Em Minas perdeu-se um executivo público competente, probo, austero, dedicado e focado no bem do Estado. Um cometa que passa a cada 50 anos, um diamante numa montanha de cascalho. Sai, assim, uma figura do quilate de Otto Levy da Secretaria de Planejamento, um águia do saber, e entra Luisa Barreto, uma jovem funcionária de carreira, tucana, recém-reincorporada à secretaria depois de uma aventura eleitoral nas urnas da capital.

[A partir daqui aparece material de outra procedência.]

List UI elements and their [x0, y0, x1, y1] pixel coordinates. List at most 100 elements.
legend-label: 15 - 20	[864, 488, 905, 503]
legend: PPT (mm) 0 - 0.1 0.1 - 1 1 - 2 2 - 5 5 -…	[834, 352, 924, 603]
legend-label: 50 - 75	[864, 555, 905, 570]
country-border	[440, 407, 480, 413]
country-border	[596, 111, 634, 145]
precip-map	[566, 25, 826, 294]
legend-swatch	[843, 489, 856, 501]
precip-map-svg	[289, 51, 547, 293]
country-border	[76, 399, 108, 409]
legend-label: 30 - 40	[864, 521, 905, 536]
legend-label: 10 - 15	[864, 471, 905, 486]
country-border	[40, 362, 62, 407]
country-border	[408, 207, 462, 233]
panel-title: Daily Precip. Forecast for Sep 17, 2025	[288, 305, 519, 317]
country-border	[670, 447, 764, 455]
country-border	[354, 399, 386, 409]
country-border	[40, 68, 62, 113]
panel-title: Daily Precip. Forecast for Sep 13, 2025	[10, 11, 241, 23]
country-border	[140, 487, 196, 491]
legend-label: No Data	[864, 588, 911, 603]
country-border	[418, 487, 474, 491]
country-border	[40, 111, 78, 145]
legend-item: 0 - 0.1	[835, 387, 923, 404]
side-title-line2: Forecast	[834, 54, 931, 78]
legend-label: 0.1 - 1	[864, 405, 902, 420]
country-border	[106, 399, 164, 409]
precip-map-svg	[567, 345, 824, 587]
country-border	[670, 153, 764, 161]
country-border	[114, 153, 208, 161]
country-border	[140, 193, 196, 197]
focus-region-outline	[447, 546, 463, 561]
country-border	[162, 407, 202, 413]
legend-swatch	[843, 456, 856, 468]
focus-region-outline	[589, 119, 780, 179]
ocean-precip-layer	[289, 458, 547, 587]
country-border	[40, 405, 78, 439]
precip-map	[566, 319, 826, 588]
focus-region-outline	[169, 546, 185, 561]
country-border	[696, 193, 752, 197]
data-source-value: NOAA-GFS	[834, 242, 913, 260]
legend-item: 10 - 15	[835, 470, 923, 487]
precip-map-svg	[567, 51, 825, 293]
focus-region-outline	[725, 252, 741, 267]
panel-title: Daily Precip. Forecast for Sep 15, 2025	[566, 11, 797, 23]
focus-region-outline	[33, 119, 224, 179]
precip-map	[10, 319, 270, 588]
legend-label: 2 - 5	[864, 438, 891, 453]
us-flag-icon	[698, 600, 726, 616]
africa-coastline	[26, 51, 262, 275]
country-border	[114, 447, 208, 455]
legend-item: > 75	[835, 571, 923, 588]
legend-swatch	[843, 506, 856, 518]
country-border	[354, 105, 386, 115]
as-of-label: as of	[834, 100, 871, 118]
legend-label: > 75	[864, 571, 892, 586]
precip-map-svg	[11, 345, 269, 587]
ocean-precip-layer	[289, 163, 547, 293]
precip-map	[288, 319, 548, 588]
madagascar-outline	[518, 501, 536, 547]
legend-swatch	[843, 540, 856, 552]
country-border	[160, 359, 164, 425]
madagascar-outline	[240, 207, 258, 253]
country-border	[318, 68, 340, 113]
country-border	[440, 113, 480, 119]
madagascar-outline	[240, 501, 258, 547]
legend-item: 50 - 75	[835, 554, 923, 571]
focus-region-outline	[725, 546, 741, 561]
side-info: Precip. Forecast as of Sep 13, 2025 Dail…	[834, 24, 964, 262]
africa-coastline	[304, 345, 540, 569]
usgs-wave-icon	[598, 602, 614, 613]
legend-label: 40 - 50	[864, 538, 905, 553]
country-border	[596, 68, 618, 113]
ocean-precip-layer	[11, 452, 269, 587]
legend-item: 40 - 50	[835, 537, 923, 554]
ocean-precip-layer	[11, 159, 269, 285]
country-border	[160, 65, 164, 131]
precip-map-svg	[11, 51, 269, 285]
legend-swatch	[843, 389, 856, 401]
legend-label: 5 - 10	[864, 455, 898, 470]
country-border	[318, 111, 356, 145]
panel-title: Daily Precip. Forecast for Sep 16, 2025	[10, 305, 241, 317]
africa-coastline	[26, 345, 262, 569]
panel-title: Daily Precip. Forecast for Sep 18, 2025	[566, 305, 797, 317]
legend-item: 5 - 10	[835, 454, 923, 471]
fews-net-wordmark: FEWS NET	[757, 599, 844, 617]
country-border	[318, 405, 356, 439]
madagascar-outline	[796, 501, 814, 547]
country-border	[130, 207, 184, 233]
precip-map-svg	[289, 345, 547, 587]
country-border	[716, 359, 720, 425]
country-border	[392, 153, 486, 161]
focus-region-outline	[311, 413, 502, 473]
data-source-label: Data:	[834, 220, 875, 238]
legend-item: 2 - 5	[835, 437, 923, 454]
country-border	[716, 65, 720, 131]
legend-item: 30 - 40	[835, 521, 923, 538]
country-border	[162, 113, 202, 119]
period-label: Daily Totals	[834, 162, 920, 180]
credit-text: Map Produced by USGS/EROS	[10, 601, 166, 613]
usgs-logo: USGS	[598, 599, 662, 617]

Com a saída de Otto Levy, empobrece Minas Gerais inteira, ao mesmo tempo em que o governo sofre o desfalque da maior reserva de inteligência, competência e coragem, genuinamente voltadas para o bem do Estado. Discreto, despojado de vaidades, humilde, felizmente liberto de ideologias polêmicas, restará na história como o maior protagonista da estratosférica indenização a que foi levada a Vale. Valor mensurável em um aumento de 22% do PIB do Estado de Minas nos próximos quatro anos, com potencial transformador e acelerador de um progresso que no Estado avançou como caranguejo na segunda parte da última década.
Embora assinado por um mundaréu de gente, menos pelos municípios afetados e diretamente prejudicados, o acordo da Vale ainda é uma obra inacabada e preliminar, com obscuridades nas suas entrelinhas que deixam a execução das obras nas mãos da própria Vale, num ambiente em que exerce fortíssima e colonizadora influência. Poderá levar a muito ou a nada, como a Vale já se mostrou capaz com suas controladas, nos casos das contrapartidas da VLi e das reparações da tragédia de Mariana com resultado nulo ou impalpável.
Não se trata, como alguém considera apressadamente, de cobrar um pênalti contra um goleiro de olhos vendados e mãos amarradas, tem muito mais: ainda não se alcançou a fase mais complexa e tormentosa. Aquela que requer o comando de uma figura destemida, incorruptível e competente, como Otto. O governo de Minas tem alguém que possa assumir o leme de um mar que promete tempestades e ondas gigantes?
O navio perde o timoneiro ainda não percebido pela plateia, quando está sendo elaborada uma ação de revisão do acordo da Samarco, controlada da Vale, para exigir-lhe as dezenas de bilhões que deixou de pagar.
Será mera coincidência a Samarco ter requerido nessa última sexta-feira um estranho, para não dizer patético, pedido de recuperação judicial? Deverá ser-lhe negado, pois é controlada pelas duas mais rentáveis e poderosas mineradoras das Américas, mas mostram a ousadia de quem é capaz de embaralhar as cartas para fugir de suas responsabilidades legais.
Escrevi nesta coluna, quando da assinatura do acordo da Vale, que o governador Zema teria pela frente um cenário de marcha triunfal até a reeleição. Agora as circunstâncias tiraram dele as botas e a marcha se dará descalço.
Ao Otto Levy o reconhecimento de suas atitudes heróicas, num cenário de mediocridades e oportunismos, e, ainda, o agradecimento por ter mostrado ao país que competência, probidade e determinação (ausente a décadas) podem subverter o império da imoralidade que desgraçou o Brasil.